In Germany, the League for the Struggle Against Women’s Liberation (Bund zur Bekämpfung der Frauenemanzipation) was created in 1912. Based on recruiting among elites, the association had less than 5,000 members, of which approximately 20% were women, and especially sympathized with the ideal of women’s return to the household and the notion that their mission was to glorify German traditions. Its discourse was nationalist, pan-German, and anti-Semitic.

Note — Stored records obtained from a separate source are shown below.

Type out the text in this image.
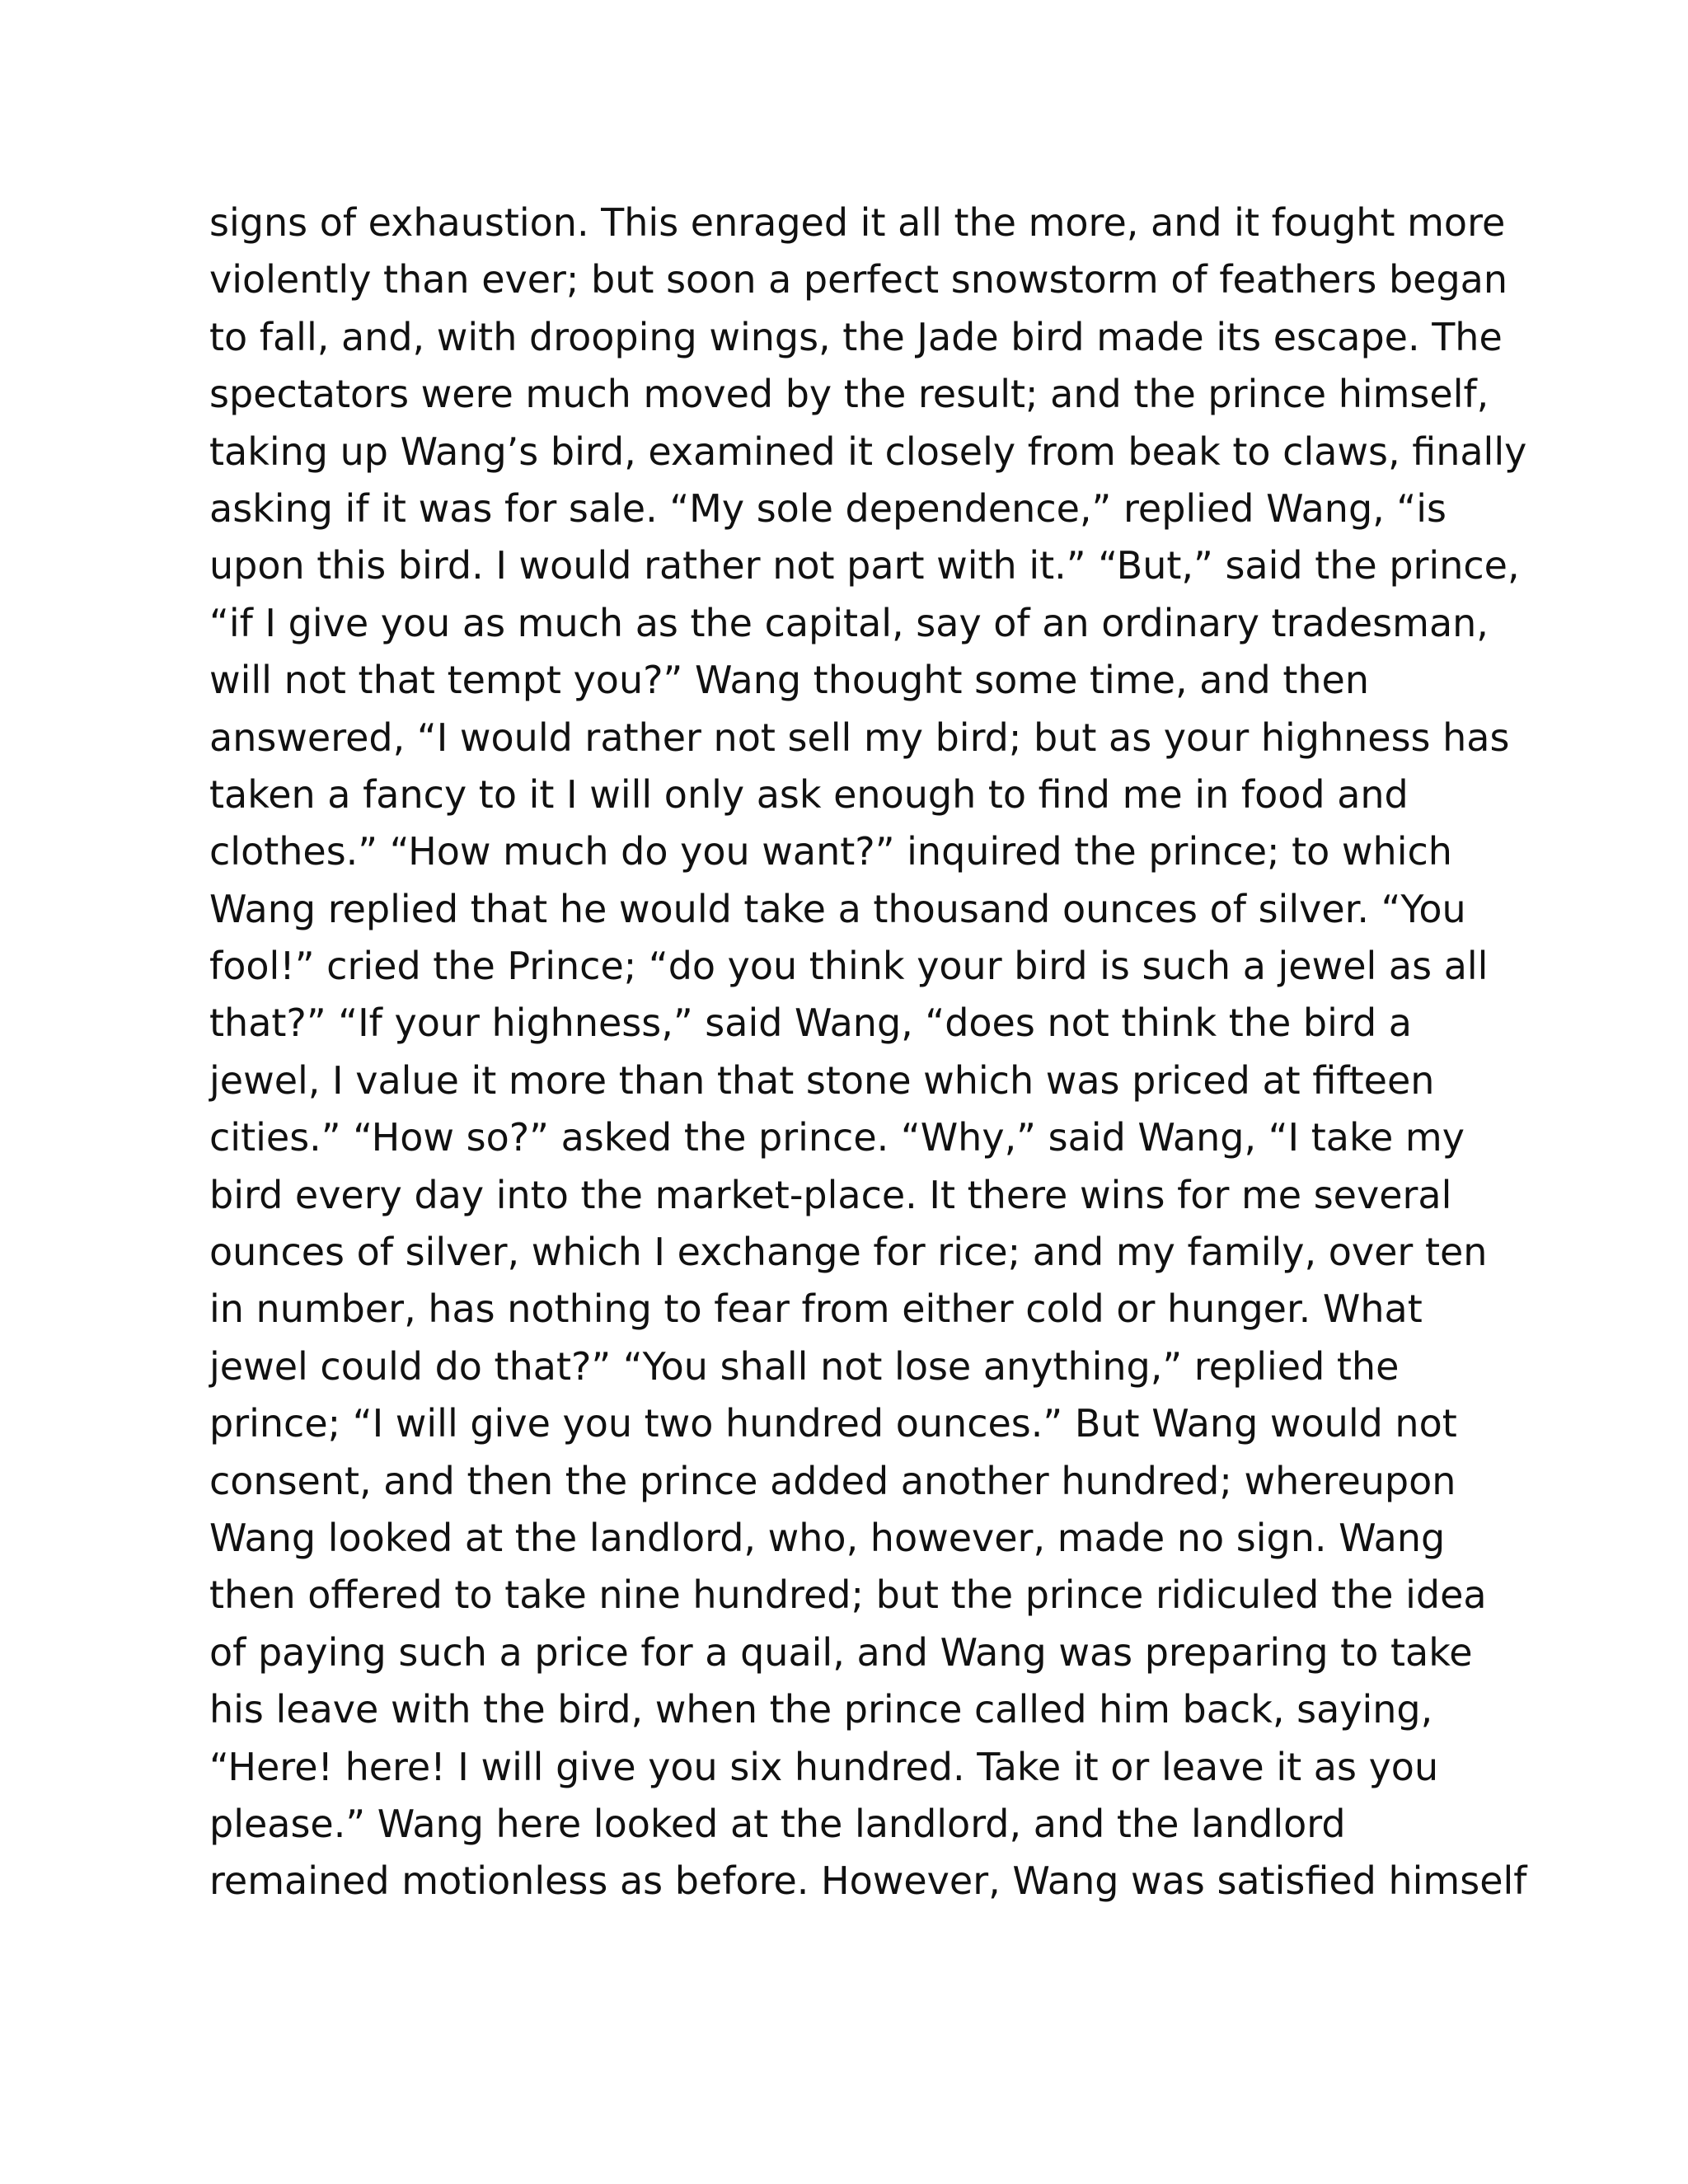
signs of exhaustion. This enraged it all the more, and it fought more
violently than ever; but soon a perfect snowstorm of feathers began
to fall, and, with drooping wings, the Jade bird made its escape. The
spectators were much moved by the result; and the prince himself,
taking up Wang’s bird, examined it closely from beak to claws, finally
asking if it was for sale. “My sole dependence,” replied Wang, “is
upon this bird. I would rather not part with it.” “But,” said the prince,
“if I give you as much as the capital, say of an ordinary tradesman,
will not that tempt you?” Wang thought some time, and then
answered, “I would rather not sell my bird; but as your highness has
taken a fancy to it I will only ask enough to find me in food and
clothes.” “How much do you want?” inquired the prince; to which
Wang replied that he would take a thousand ounces of silver. “You
fool!” cried the Prince; “do you think your bird is such a jewel as all
that?” “If your highness,” said Wang, “does not think the bird a
jewel, I value it more than that stone which was priced at fifteen
cities.” “How so?” asked the prince. “Why,” said Wang, “I take my
bird every day into the market-place. It there wins for me several
ounces of silver, which I exchange for rice; and my family, over ten
in number, has nothing to fear from either cold or hunger. What
jewel could do that?” “You shall not lose anything,” replied the
prince; “I will give you two hundred ounces.” But Wang would not
consent, and then the prince added another hundred; whereupon
Wang looked at the landlord, who, however, made no sign. Wang
then offered to take nine hundred; but the prince ridiculed the idea
of paying such a price for a quail, and Wang was preparing to take
his leave with the bird, when the prince called him back, saying,
“Here! here! I will give you six hundred. Take it or leave it as you
please.” Wang here looked at the landlord, and the landlord
remained motionless as before. However, Wang was satisfied himself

With the right to vote being seen, in the words of Hubertine Auclert (1848-1914), as the “keystone for all other rights” (education, work, civil equality), each of these struggles prompted opposition and fueled fear of the “new woman,” independent and freed from the norms of her time. The opposition to women’s suffrage was central during the 1910s, with one of its arguments being to minimize the number of people who supported it. For example, the Bund zur Bekämpfung der Frauenemanzipation asserted that the mannweiber (“women-men”) demanding the vote were only a tiny minority (of 10,000 women), while German feminists announced that the number was a half million. Despite this opposition, the economic, social, cultural, and political emancipation of women advanced in Europe during the first third of the twentieth century. Post-1917 Russia even offered the example of a country that wanted to liberate women, and that legalized abortion.
For all that, antifeminist ideas scored an immense political victory during the 1930s and 1940s with the coming of dictatorships, which imposed a traditional gender order and glorified virility (Portugal, Italy, Germany, Spain, Vichy France). At the end of the Second World War, women were shorn throughout Europe, a way of reaffirming male control over their bodies. The expansion of the right to vote to women in the last European countries denying it—France, Italy, and Switzerland—still sparks fiercely hostile reactions. A conservative moral order persists, although it is increasingly contested. The emergence of women’s liberation movements in the late 1960s prompted a recomposition of antifeminism, which was henceforth polarized around the refusal of women’s rights over their bodies. Associations were founded in a number of countries, such as the Society for the Protection of Unborn Children in the United Kingdom (1967), Laissez-les vivre (Let Them Live) in France (1971), or Aktion Lebensrect für Alle in Germany (1977). In Catholic countries, traditionalists were highly mobilized following the Humanae Vitae encyclical, promulgated by pope Paul VI in 1968.
During the 1980s, with the help of the conservative revolution (symbolized by Margaret Thatcher’s victory), antifeminist ideas found new vigor in Europe. The backlash was underway. The new movement of “masculinism” emerged in this context, with the goal of defending the “rights of men” in a society henceforth dominated by women.